American comic book and commercial artist

Josh Adams (born 1987) is an American comic book and commercial artist best known for his work on House of Mystery for DC Comics, as well as design work for on the Syfy Channel. Josh Adams is also the youngest of comic book veteran Neal Adams's three sons. Adams' two older brothers, Jason and Joel, are also artists who work in commercial sculpture and comic book illustration

==Career==
Adams graduated from the School of Visual Arts with a BFA in cartooning in 2009.

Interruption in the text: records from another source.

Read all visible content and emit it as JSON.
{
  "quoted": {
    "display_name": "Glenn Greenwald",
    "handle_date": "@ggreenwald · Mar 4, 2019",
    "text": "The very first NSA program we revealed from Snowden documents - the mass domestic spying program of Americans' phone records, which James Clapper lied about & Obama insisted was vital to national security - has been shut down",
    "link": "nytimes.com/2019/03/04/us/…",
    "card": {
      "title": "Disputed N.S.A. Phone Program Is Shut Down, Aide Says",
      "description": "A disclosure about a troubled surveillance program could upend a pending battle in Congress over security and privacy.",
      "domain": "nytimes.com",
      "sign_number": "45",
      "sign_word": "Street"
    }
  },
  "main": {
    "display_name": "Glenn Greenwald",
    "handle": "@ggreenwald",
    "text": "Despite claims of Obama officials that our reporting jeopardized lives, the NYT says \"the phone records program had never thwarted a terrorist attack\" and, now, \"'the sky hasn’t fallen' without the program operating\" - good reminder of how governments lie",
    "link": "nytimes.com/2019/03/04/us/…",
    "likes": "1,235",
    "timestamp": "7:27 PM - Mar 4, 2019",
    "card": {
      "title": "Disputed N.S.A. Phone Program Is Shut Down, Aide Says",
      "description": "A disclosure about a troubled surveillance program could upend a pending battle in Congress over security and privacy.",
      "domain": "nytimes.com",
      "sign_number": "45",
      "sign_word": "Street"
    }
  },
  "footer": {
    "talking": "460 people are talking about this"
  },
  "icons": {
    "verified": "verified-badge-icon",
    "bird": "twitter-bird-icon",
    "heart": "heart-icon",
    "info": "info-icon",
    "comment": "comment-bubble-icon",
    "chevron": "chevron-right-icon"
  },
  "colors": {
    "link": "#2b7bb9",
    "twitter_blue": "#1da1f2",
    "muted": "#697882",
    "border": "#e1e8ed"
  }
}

Adams performed "full pencil assists" DC/Vertigo's House of Mystery #13. In addition, he worked for his father's production studio Continuity Studios on Marvel Comics' Astonishing X-Men: Motion Comic. Adams penciled a cover pinup of Batman in 2009, and included in issue No. 1 of the 2010 miniseries Batman: Odyssey, written and illustrated by his father.

His production art credits for the Syfy Channel, include Battlestar Galactica, Stargate SG-1, Eureka, and Ghost Hunters. Adams comics work includes the miniseries SPIT and the creator-owned project STRAIN.

In late 2011, Josh Adams penciled and inked Doctor Who, for IDW Publishing.

He also writes as a pundit for Rich Johnston's website, Bleeding Cool.

In 2022, Adams was a co-winner of the Pulitzer Prize for Illustrated Reporting and Commentary for his art direction of the comics journalism story, "How I Escaped a Chinese Internment Camp," published by Insider.

==Personal life==
Adams is married to Saori Tsujimoto. He proposed to her in August 2013, presenting to her a ring that he had designed himself, embedded with the face of Jake the Dog from the animated TV series Adventure Time. They planned to wed at that year's New York Comic Con.